Jon: What are you working on now, besides Moon Knight?
Charlie: I’m in various stages of editing the third and final Henry Thompson book and the second Joe Pitt Casebook. I’m also finishing up a first draft of a stand alone thriller.
Jon: What time do you usually get up?
Charlie: Just early enough to really irritate my wife if I accidentally wake her as well.
Jon: How much time in the course of a week is your television on?
Charlie: Too fucking much. I spend most of my viewing time on old movies and sports, very little episodic stuff.

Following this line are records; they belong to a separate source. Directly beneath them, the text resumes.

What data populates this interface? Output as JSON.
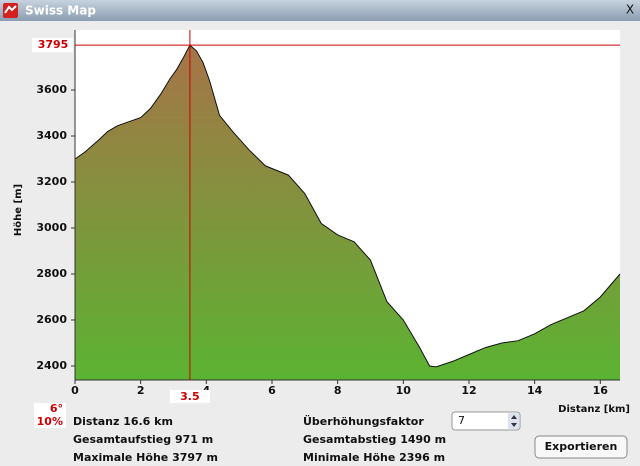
{
  "window": {
    "title": "Swiss Map",
    "close": "X"
  },
  "chart_data": {
    "type": "area",
    "x_label": "Distanz [km]",
    "y_label": "Höhe [m]",
    "x": [
      0,
      0.3,
      0.7,
      1.0,
      1.3,
      1.6,
      2.0,
      2.3,
      2.6,
      2.9,
      3.1,
      3.3,
      3.5,
      3.7,
      3.9,
      4.1,
      4.4,
      4.8,
      5.3,
      5.8,
      6.5,
      7.0,
      7.5,
      8.0,
      8.5,
      9.0,
      9.5,
      10.0,
      10.5,
      10.8,
      11.0,
      11.5,
      12.0,
      12.5,
      13.0,
      13.5,
      14.0,
      14.5,
      15.0,
      15.5,
      16.0,
      16.6
    ],
    "values": [
      3300,
      3330,
      3380,
      3420,
      3445,
      3460,
      3480,
      3520,
      3580,
      3650,
      3690,
      3740,
      3795,
      3770,
      3720,
      3640,
      3490,
      3420,
      3340,
      3270,
      3230,
      3150,
      3020,
      2970,
      2940,
      2860,
      2680,
      2600,
      2480,
      2400,
      2396,
      2420,
      2450,
      2480,
      2500,
      2510,
      2540,
      2580,
      2610,
      2640,
      2700,
      2800
    ],
    "fill_gradient": [
      "#a67448",
      "#5bb332"
    ],
    "xlim": [
      0,
      16.6
    ],
    "ylim": [
      2339,
      3861
    ],
    "xticks": [
      0,
      2,
      4,
      6,
      8,
      10,
      12,
      14,
      16
    ],
    "yticks": [
      2400,
      2600,
      2800,
      3000,
      3200,
      3400,
      3600
    ],
    "cursor": {
      "x": 3.5,
      "y": 3795,
      "color": "#cc0000",
      "slope_deg": "6°",
      "slope_pct": "10%"
    }
  },
  "stats": {
    "left": [
      "Distanz 16.6 km",
      "Gesamtaufstieg 971 m",
      "Maximale Höhe 3797 m"
    ],
    "right": [
      "Gesamtabstieg 1490 m",
      "Minimale Höhe 2396 m"
    ]
  },
  "controls": {
    "factor_label": "Überhöhungsfaktor",
    "factor_value": "7",
    "export_button": "Exportieren"
  }
}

But it’s still a huge time vortex.
Jon: Do Russian people scare you?
Charlie: Not nearly as much as Comic Con San Diego scared me.
Jon: What five cd’s could you not live without?

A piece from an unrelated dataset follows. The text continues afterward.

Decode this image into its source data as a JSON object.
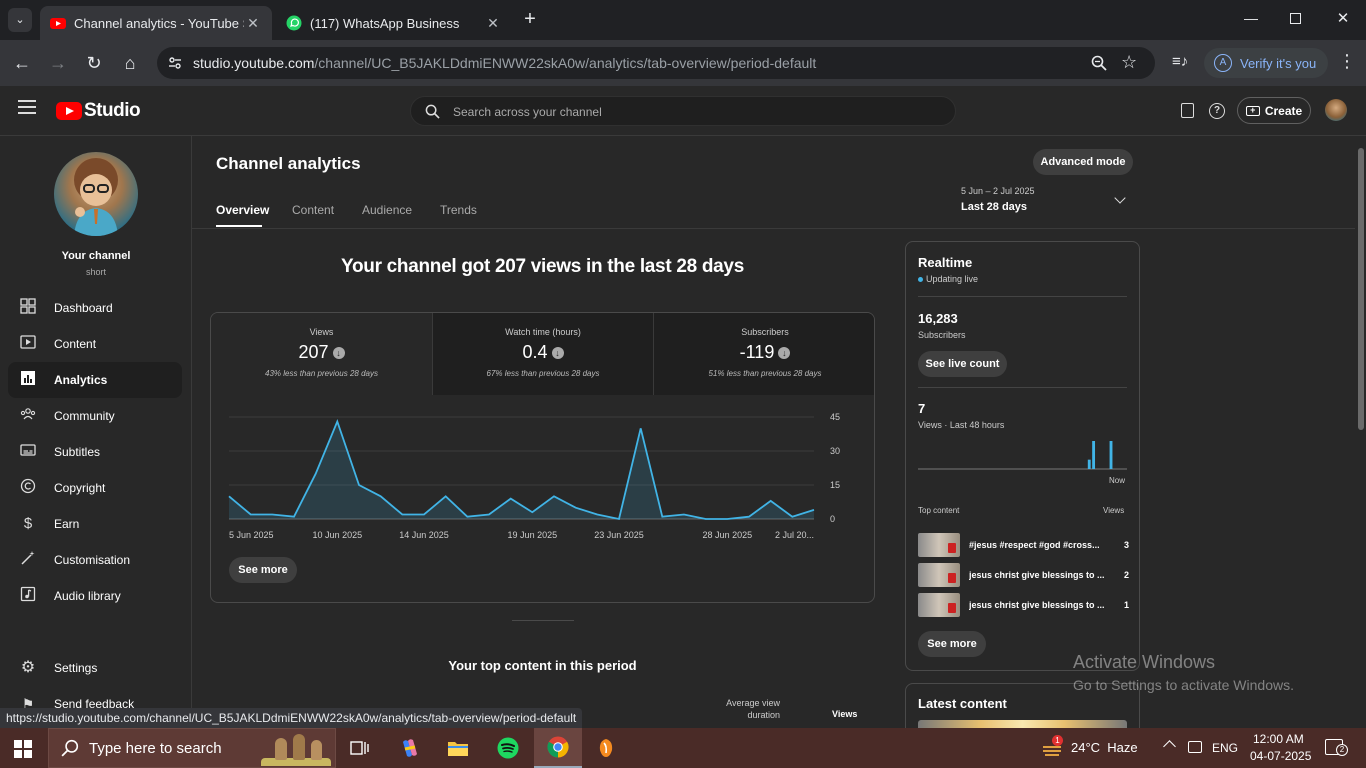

Charlie: OK, this answer will be different on any given day, but here’s today’s list
in no order:
Willie Nelson: Red Headed Stranger
Johnny Cash: Unchained
Elton John: Madman Across the Water
Cannonball Adderly: Sumthin’ Else
That’s a very wintry list, much different in the spring.
Jon: Where do you hope to be ten years from now?
Charlie: On a beach in Mexico with a fiercely independent child that’s perfectly capable of fending for itself while my wife and I have another margarita.
Jon: Who reads your book first after you finish?
Charlie: My wife has been my first reader on all my books. She also reads them in bits and pieces as they are written.
Jon: What can you cook better than anything else?
Charlie: My wife’s favorite is a pasta with tomato, onion and toasted pancetta.
Jon: When you travel, do you travel light or over pack?
<>Charlie: Very light. Too light. I almost always leave something I’ll need. At Boucher Con my publisher hosted a dinner for all their writers in attendance. I was expecting something casual, but once we were in Chicago I found out it was at a Michelin rated restaurant. All I had packed was jeans and sneakers. I wore the jeans, but felt compelled to hit a shoe store and buy a $19 pair of black loafers and some sox. Only loafers I’ve ever owned. Didn’t pack them when I went home. Still got the sox.
<>Jon: What's the one thing always in your refrigerator?
Charlie: Ammo. It keeps better that way.